No, she definitely knew the drill. Never be a statistic. If your taxi gets jacked, you do exactly as told.
“And you said the driver was knocked out, right? He didn’t hear anything?” I asked.
“Not even the gunshots,” said Lamont. “In fact, he didn’t actually regain consciousness until after the first two officers arrived at the scene.”
“Who called it in?”
“An older couple walking nearby.”
“What did they see?”
“The shooter running back to his car, which was behind the taxi. They were thirty or forty yards away; they didn’t get a good look.”
“Any other witnesses?”
“You’d think, but no. Then again, residential block … after midnight,” he said. “We’ll obviously follow up in the area tomorrow. Talk to the driver, too. He was taken to St. Luke’s before we arrived.”
I leaned back in my chair, a metal hinge somewhere below the seat creaking its age. I must have had a dozen more questions for Lamont, each one trying to get me that much closer to being in the taxi with Claire, to knowing what had really happened.
To knowing whether or not it truly was … fuckin’ random.
But I wasn’t fooling anyone. Not Lamont, and especially not myself. All I was doing was procrastinating, trying hopelessly to avoid asking the one question whose answer I was truly dreading.
I couldn’t avoid it any longer.
“FOR THE RECORD, you were never in here,” said Lamont, pausing at a closed door toward the back corner of the precinct house.
I stared at him blankly as if I were some chronic sufferer
of short-term memory loss. “In where?” I asked.
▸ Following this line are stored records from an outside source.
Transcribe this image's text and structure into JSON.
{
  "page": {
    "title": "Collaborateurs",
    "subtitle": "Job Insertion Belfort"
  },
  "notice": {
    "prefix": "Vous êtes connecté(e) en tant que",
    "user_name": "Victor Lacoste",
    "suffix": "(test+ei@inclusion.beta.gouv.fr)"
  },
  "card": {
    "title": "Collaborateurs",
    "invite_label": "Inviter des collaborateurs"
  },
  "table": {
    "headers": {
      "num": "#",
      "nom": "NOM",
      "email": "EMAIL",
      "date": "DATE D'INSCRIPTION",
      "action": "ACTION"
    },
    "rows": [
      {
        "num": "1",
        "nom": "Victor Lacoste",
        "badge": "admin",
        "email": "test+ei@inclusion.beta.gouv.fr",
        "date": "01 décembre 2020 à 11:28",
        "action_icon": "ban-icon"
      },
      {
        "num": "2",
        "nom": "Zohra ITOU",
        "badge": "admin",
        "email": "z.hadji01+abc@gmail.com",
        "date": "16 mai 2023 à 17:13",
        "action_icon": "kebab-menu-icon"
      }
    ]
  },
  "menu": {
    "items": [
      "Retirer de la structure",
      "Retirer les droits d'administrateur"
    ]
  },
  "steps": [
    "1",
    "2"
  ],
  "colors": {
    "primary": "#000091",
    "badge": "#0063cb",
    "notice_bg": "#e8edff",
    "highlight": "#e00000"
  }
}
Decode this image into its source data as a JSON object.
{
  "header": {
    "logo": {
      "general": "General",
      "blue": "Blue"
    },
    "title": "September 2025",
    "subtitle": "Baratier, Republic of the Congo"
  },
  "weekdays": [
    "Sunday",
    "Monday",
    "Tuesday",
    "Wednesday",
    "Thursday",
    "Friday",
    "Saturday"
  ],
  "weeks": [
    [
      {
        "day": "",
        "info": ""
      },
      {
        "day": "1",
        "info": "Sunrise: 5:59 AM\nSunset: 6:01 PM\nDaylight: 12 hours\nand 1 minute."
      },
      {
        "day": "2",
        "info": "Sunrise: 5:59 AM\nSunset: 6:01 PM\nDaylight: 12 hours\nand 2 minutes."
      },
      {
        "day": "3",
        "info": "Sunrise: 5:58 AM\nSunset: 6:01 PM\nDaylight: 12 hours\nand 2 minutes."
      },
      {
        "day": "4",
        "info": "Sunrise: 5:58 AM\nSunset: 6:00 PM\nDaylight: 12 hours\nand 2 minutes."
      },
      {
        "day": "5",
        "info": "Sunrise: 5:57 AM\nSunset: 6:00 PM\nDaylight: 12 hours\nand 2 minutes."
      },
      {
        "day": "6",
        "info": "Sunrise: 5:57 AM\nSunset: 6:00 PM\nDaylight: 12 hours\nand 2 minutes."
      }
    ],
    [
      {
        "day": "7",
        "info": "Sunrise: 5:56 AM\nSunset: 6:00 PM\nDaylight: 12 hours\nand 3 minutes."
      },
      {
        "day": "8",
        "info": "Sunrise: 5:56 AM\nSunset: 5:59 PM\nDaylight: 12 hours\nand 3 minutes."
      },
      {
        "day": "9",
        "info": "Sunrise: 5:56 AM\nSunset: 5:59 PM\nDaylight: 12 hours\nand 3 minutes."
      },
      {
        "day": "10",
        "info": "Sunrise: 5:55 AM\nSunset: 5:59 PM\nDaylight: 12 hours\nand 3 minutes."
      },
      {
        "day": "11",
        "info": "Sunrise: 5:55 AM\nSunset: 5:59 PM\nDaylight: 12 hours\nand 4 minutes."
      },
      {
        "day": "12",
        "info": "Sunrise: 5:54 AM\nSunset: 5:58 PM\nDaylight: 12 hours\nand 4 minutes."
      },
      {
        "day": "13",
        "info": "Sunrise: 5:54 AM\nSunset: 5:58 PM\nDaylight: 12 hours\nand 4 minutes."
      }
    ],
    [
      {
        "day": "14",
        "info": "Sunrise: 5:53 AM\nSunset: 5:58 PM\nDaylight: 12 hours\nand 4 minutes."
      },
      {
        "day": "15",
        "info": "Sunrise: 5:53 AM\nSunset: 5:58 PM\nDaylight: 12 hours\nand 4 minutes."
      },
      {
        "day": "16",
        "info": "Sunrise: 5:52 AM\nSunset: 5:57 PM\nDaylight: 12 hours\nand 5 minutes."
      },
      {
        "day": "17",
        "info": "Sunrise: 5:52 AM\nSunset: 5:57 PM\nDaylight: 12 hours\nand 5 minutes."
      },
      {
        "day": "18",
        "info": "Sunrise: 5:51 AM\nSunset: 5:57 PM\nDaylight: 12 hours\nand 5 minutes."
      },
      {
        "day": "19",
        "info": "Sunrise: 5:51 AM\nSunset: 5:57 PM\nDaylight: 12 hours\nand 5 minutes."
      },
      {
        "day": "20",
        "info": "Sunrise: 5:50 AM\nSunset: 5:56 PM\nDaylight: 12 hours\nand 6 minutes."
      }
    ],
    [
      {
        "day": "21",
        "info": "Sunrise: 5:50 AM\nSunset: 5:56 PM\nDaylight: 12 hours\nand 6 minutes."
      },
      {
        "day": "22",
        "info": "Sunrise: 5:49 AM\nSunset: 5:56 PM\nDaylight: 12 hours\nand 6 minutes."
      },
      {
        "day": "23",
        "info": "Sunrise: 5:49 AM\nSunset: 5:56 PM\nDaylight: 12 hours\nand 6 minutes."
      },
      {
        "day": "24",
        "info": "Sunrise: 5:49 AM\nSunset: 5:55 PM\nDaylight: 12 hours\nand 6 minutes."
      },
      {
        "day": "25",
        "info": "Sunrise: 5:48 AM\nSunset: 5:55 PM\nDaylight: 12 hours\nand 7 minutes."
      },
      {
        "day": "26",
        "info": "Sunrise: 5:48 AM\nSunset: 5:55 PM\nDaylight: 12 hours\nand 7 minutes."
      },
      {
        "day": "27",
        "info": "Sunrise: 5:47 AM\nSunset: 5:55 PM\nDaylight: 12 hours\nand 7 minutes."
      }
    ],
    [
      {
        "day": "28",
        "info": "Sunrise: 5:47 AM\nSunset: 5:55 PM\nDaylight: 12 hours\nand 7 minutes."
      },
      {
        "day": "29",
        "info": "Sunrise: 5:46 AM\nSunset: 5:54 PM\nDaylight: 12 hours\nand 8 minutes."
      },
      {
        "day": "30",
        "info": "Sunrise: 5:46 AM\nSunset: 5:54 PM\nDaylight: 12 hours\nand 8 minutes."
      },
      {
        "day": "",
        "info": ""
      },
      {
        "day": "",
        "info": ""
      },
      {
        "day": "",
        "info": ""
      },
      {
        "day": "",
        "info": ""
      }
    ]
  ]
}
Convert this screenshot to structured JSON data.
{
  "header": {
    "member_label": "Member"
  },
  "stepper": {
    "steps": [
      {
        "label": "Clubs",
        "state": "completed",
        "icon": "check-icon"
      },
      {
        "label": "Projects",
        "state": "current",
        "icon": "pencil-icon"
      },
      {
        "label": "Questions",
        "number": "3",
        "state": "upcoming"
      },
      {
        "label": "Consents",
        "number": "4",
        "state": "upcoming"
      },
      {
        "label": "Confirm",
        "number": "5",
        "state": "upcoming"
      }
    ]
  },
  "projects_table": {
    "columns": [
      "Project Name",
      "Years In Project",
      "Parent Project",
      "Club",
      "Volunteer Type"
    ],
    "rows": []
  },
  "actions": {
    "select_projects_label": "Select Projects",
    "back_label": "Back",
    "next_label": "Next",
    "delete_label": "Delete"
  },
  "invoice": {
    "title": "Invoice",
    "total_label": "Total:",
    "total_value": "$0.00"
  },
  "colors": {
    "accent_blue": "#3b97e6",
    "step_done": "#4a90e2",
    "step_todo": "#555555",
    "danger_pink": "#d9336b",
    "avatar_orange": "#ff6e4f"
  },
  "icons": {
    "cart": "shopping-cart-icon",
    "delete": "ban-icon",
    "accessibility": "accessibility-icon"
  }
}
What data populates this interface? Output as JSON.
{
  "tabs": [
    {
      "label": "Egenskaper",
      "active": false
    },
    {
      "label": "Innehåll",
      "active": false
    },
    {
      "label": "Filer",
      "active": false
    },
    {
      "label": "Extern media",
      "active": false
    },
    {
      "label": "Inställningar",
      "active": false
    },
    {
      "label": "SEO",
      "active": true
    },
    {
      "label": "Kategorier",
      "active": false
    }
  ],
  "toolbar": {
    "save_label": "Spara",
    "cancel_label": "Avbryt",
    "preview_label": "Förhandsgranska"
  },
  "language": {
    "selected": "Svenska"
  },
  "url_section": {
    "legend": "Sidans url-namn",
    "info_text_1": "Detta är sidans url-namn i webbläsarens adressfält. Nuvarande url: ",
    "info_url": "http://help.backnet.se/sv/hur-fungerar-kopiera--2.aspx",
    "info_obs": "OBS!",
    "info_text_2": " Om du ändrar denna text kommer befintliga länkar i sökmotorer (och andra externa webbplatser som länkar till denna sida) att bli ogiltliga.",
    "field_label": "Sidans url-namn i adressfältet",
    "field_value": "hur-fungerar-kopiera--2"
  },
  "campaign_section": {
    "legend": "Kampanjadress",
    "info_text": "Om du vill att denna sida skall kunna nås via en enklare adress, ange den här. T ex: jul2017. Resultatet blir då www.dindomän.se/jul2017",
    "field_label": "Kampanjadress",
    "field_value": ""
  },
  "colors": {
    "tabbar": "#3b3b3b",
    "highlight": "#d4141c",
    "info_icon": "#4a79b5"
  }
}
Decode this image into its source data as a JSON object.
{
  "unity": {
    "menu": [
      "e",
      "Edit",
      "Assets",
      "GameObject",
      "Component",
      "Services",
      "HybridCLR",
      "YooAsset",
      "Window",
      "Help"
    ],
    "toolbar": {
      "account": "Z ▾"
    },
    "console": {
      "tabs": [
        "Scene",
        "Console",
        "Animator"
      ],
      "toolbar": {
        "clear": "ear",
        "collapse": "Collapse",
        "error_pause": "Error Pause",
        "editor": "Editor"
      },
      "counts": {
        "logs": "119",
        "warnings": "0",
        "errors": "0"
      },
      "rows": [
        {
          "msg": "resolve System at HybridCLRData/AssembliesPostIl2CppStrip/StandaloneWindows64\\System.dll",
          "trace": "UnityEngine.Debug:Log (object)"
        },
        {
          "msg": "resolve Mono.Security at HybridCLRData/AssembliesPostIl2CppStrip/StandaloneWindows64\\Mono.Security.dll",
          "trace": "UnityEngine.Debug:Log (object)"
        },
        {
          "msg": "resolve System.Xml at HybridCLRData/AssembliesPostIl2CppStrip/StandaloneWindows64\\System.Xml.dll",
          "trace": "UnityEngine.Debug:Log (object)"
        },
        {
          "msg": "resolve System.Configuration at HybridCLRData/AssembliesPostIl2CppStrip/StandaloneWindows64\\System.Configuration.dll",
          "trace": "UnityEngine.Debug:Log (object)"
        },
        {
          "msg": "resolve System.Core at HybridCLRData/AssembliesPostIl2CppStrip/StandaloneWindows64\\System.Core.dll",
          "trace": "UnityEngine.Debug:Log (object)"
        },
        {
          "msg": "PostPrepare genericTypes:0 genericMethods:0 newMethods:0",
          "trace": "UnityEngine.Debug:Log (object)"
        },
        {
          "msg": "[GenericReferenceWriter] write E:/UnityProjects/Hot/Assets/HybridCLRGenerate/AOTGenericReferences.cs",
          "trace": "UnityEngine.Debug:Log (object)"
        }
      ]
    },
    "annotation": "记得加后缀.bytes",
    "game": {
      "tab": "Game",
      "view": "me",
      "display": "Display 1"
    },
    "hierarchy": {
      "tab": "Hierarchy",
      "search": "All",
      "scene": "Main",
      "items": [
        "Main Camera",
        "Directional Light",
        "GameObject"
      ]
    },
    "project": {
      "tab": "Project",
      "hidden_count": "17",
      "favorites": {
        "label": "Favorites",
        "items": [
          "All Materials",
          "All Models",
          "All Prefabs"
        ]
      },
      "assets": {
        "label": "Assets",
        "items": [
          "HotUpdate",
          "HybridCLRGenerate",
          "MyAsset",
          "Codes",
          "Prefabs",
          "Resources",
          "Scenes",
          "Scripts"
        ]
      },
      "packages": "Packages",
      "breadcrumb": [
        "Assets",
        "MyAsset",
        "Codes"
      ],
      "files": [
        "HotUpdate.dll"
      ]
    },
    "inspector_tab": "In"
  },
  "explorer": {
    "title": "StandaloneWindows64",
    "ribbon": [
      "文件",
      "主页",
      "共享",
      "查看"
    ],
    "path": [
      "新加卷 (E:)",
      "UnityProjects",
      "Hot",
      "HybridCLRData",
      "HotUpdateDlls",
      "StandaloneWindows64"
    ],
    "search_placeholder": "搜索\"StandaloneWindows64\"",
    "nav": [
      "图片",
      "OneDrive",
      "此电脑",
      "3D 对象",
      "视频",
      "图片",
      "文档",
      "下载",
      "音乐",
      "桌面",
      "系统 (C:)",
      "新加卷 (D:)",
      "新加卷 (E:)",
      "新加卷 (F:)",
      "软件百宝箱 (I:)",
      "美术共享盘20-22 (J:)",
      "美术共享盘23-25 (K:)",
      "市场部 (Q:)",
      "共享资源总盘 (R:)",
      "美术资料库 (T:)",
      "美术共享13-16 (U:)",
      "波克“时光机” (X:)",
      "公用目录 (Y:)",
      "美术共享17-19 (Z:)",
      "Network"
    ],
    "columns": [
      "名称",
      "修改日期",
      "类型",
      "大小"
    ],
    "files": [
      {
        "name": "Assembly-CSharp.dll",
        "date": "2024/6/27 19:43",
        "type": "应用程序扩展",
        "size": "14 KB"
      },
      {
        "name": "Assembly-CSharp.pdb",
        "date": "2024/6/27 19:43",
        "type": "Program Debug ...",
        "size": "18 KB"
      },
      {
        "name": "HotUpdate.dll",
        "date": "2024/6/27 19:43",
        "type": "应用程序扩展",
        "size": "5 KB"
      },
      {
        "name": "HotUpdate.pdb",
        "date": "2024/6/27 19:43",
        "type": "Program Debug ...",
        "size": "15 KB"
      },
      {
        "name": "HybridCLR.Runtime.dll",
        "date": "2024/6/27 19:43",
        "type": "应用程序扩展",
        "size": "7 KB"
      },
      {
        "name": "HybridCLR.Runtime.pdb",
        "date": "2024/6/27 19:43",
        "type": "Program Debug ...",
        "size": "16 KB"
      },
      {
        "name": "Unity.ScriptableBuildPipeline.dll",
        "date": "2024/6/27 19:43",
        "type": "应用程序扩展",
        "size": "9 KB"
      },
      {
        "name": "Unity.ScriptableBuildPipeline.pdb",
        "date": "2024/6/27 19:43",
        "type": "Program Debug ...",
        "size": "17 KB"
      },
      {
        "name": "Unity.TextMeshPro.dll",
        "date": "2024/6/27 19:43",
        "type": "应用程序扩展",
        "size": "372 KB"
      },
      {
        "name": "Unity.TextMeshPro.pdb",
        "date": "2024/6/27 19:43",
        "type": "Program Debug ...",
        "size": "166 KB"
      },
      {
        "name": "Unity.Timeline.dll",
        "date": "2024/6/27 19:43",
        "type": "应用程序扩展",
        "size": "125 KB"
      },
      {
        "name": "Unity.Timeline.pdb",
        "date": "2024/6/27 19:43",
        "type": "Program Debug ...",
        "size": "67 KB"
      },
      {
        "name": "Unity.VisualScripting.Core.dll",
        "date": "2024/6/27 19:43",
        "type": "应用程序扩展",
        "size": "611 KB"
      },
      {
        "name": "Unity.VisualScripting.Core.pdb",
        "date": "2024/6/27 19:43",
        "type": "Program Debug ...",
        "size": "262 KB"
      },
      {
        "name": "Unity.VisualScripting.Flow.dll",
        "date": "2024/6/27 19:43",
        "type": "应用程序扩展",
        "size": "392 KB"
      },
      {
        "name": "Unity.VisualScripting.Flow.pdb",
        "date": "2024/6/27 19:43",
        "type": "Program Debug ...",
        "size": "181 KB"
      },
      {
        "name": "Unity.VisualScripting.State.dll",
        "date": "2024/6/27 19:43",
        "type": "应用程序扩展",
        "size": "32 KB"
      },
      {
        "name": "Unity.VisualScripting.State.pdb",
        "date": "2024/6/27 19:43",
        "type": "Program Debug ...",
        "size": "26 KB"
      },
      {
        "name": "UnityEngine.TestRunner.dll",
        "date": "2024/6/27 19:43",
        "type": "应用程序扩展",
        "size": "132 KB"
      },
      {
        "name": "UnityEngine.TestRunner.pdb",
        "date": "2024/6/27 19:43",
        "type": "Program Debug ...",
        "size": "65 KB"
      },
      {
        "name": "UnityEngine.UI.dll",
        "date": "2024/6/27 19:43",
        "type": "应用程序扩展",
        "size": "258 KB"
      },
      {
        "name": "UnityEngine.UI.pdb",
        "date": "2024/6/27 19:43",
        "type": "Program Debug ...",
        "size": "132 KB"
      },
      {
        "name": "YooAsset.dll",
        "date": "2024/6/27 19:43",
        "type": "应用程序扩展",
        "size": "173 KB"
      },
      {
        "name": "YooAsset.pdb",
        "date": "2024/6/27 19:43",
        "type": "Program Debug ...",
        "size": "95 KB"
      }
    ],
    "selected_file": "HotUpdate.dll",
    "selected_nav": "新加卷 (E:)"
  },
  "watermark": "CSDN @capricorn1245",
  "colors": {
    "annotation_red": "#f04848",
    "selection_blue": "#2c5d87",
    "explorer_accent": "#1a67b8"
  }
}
He smirked. Then he opened the door.
The windowless room I followed him into was only slightly bigger than claustrophobic. After closing the door behind us, Lamont introduced me to his partner, Detective Mike McGeary, who was at the helm of what looked like one of those video arcade games where you sit in a captain’s chair shooting at alien spaceships on a large screen. He was even holding what looked like a joystick.
McGeary, square-jawed and bald, gave Lamont a sideways glance that all but screamed, What the hell is he doing in here?
“Mr. Mann was a close acquaintance of the victim,” said Lamont. He added a slight emphasis on my last name, as if to jog his partner’s memory.
McGeary studied me in the dim light of the room until he put my face and name together. Perhaps he was remembering the cover of the New York Post a couple of years back. An Honest Mann, read the headline.
“Yeah, fine,” McGeary said finally.
It wasn’t exactly a ringing endorsement, but it was enough to consider the issue of my being there resolved. I could stay. I could see the recording.